En revanche, je comprends très bien la préoccupation de M. Bret, qui est logique : il faut pouvoir s'entretenir avec l'intéressé et lui expliquer ses droits, mais pas forcément dans sa langue ! Cela peut se faire dans une langue qu'il comprend.
Dans ces conditions, le point de vue de M. le ministre est plein de bon sens.
M. Michel Dreyfus-Schmidt. Je demande la parole pour explication de vote.
M. le président. La parole est à M. Dreyfus-Schmidt.
M. Michel Dreyfus-Schmidt. M. Gélard a raison : une langue que l'intéressé comprend est suffisante. Or c'est très exactement ce qui est écrit dans l'amendement n° 160 de nos collègues MM. Bret et Duffour ! Peut-être cela a-t-il échappé à notre collègue ?
J'ai donc l'impression, après avoir entendu M. Gélard, qu'il est favorable à cet amendement n° 160, et il a raison, car l'argumentation selon laquelle, parce que cette disposition figure dans une circulaire de la Chancellerie, il serait inutile de l'inscrire dans la loi ne me convainc pas. En effet, monsieur le ministre - j'en profite pour vous saluer ! - un règlement peut être annulé demain, alors qu'une loi ne peut pas être modifiée sans que le Parlement soit saisi.
Quoi qu'il en soit, il est évident que l'on ne va pas garder à vue quelqu'un qui ne comprend pas ce qu'on lui dit et dont on ne comprend pas ce qu'il dit ! Et, puisque cela figure déjà dans les circulaires, autant le faire figurer dans la loi !
En ce qui nous concerne, nous voterons donc l'amendement n° 160.
M. le président. Quel est, en définitive, l'avis de la commission ?

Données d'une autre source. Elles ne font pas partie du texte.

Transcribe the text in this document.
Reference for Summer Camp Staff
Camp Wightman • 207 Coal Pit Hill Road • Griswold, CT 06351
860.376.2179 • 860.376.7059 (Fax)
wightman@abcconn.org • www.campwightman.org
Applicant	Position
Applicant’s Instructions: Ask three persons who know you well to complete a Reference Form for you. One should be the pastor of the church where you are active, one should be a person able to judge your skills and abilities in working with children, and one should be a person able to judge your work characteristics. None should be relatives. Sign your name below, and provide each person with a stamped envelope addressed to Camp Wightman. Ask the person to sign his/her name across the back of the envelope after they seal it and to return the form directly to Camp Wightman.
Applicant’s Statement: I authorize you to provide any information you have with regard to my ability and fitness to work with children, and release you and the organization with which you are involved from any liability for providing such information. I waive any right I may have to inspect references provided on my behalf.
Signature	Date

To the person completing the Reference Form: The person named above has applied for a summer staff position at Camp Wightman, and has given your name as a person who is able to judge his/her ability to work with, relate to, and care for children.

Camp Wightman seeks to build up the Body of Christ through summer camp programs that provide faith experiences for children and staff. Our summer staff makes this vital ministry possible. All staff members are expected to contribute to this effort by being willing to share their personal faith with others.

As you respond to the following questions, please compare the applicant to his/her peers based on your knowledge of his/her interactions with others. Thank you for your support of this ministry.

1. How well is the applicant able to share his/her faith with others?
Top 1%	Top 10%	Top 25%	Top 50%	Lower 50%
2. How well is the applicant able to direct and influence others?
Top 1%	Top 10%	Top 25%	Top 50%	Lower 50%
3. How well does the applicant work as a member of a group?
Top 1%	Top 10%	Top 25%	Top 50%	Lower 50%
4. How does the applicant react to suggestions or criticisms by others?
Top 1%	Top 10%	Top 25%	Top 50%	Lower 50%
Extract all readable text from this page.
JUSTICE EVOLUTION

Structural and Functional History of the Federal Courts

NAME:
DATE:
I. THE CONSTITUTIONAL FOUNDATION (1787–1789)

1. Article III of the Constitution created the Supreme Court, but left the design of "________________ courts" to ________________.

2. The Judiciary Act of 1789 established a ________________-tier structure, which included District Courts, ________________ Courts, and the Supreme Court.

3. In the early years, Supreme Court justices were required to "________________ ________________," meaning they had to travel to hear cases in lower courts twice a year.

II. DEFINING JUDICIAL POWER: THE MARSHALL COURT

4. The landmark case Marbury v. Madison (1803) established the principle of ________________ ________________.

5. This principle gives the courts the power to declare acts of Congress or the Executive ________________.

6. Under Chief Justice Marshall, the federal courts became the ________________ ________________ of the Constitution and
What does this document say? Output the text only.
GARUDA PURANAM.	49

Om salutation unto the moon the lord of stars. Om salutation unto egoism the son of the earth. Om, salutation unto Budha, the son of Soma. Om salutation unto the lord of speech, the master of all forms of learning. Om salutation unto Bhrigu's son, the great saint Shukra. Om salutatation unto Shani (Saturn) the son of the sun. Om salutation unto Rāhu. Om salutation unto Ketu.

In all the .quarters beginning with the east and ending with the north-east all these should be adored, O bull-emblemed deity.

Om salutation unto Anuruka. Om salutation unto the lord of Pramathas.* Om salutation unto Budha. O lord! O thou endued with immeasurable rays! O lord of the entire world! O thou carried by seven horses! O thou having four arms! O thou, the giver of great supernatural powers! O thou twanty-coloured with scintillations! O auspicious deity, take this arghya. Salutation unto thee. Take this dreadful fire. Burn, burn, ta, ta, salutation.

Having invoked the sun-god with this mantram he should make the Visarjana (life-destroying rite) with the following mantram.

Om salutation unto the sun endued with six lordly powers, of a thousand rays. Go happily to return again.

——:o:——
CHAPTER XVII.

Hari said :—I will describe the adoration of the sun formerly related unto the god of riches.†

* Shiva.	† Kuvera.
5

M. Charles Jolibois, rapporteur. Nous avons interrogé le Gouvernement et nous avons obtenu une réponse : même si sa mise en place peut se révéler délicate, le service d'interprètes fonctionne et le procès-verbal de garde à vue mentionne bien que l'intéressé a disposé d'un interprète et que la procédure a été suivie, à peine de nullité.
La commission des lois m'avait chargé de poser la question, et je suis obligé de dire que la réponse qui m'a été donnée me satisfait. J'estime donc qu'il n'est pas nécessaire de demander la communication d'un document écrit.
M. Alain Richard, ministre de la défense. Je demande la parole.
M. le président. La parole est à M. le ministre.
M. Alain Richard, ministre de la défense. Après avoir entendu les différents orateurs, je tiens à souligner que la garantie la plus solide pour une personne mise en garde à vue et qui ne maîtrise pas la langue française réside dans le dernier alinéa de l'article 63-1 du code de procédure pénale, qui édicte une obligation sans limite de communication verbale à l'intéressé dans une langue qu'il comprend, ce qui élimine, au passage, le cas des personnes qui ne maîtrisent qu'une langue sans maîtriser l'écrit.
L'adjonction envisagée ne serait pas plus protectrice pour la personne gardée à vue, mais serait source de confusion dans le déroulement de la procédure.
M. le président. Personne ne demande plus la parole ?...
Je mets aux voix l'amendement n° 160, repoussé par la commission et par le Gouvernement.